Kadro böylece belirlendikten sonra, hemen faaliyete geçilmişti. Parçalar hazırlanacak, olgunlaştığına kanaat getirildiğinde kayıtları yapılacaktı. Hedef, kısaca LP olarak anılan uzunçalar bir plak üretmekti. Bu evrede ben de devreye girmekteydim. Zira bu plağın albümünü hazırlama işi de bana düşüyordu. Mazrufun zarfı da içeriğine denk bir değerde olmalıydı. Bu düşünceyle faaliyeti yakından izlemeliydim.

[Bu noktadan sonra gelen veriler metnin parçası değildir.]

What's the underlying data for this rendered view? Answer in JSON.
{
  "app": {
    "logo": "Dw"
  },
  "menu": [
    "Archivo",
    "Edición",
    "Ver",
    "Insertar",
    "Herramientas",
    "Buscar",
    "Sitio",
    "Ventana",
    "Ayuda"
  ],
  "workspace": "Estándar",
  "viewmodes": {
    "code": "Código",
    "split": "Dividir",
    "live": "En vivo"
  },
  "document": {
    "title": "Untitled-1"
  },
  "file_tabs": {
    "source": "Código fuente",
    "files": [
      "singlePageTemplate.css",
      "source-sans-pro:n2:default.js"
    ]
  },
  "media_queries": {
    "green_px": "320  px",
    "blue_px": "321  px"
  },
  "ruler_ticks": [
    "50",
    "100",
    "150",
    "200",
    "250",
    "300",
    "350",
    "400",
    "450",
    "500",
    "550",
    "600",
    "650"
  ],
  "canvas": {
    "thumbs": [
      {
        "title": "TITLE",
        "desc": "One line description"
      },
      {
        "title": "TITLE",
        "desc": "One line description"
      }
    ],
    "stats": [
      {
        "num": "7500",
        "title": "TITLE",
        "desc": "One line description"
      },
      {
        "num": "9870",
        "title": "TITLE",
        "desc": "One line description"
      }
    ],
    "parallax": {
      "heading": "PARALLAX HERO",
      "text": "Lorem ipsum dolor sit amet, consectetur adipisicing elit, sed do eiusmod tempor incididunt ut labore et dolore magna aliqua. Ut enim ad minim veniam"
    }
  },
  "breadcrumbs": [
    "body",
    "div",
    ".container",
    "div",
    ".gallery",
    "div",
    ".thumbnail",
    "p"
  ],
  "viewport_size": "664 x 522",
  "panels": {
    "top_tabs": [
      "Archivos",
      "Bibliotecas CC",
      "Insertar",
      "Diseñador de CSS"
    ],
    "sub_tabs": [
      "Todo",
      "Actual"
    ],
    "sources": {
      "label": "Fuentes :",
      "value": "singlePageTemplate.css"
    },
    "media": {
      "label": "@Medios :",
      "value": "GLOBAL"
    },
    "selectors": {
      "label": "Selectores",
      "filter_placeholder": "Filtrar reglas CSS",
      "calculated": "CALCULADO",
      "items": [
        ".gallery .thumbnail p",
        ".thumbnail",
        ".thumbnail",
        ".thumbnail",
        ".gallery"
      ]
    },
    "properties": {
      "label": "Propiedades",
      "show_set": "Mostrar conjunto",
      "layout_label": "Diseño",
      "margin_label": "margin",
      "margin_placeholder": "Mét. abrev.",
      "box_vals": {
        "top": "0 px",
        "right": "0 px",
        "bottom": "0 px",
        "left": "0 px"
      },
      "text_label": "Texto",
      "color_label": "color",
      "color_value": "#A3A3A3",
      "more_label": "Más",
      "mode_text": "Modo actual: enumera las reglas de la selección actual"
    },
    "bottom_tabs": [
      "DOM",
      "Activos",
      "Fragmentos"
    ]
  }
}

Meşrutiyet Caddesi’ndeki bir apartman dairesinde Turgut Özakman’ın bir kayıt stüdyosu vardı. Çalışmalar orada gerçekleştiriliyordu.
İngilizce çeviriler, ilk Kültür Bakanımız olup, o günlerde görevini sürdürmekte olan Talat Halman’a aitti. Acilen yapılması gereken Fransızca çevirileri, şair Tahsin Saraç ile müsteşar yardımcısı Mukadder Sezgin ortaklaşa üstleneceklerdi. İkisi de Sorbonne Üniversitesi eğitimi görmüş kişiydiler. Çeviri çalışmalarını, daha önce sözü geçen ses kayıt stüdyosunda yapmaktaydılar. Ben de canlı yayın gibi onları izlemekteydim. Ortaya çıkan her çevirinin anında uygulaması yapılıyordu. Aksayan bir yer olursa hemen düzeltiliyordu. Bütün çalışmalar gece-gündüz sürdürülmekteydi.
İşin kötü yanı, tam da o sırada ülkece bir sıkıyönetim süreci vardı. Belli bir saatten sonra sokağa çıkma yasağı vardı. Faaliyet uzarsa, orada sabaha kadar kalmaya mahkumduk. Herkes evine çekilmiş, sokaklarda in-cin top oynarken, çalışılan stüdyonun salonundaki ışıklar yanıyor, saz- söz sesleri de ister istemez dışarıya bir miktar sızıyormuş. Bir gece komşulardan biri “Bu dairede vur patlasın, çal oynasın alem yapılıyor” diye ihbarda bulunmuş. Polisler baskına gelmişlerdi. Onlara alem değil, devlet işi yapıldığı anlatıldı. İkna olup gitmişlerdi.
İstanbul’da birkaç firma, çok eski bir tarihten beri “taşplak” dediğiniz 78 devirli gramofon plaklarını basabiliyordu. O tarihte 45’likler de çoktan basılır duruma gelmişti. Ancak henüz uzunçalar (LP) baskısı yapılamıyordu. Kaydı hazırlanmış plağın baskısı Macaristan’da yaptırtılacak, kapak albümü ise Türkiye’de hazırlanacaktı.
Kısa zamanda albüm içeriği olan fotoğrafları ve yazıları toparladım, sayfa düzenini halletim. Özellikle kapak için seçtiğim, akşam vakti güneş batmaya yakınken Tuzgölü civarında çekmiş olduğum buram buram Anadolu kokan hasat dönüşü fotoğrafı çok beğenilmişti. Ankara’da güven duyduğumuz bir basımevinde baskı işini de gerçekleştirmiş olduk.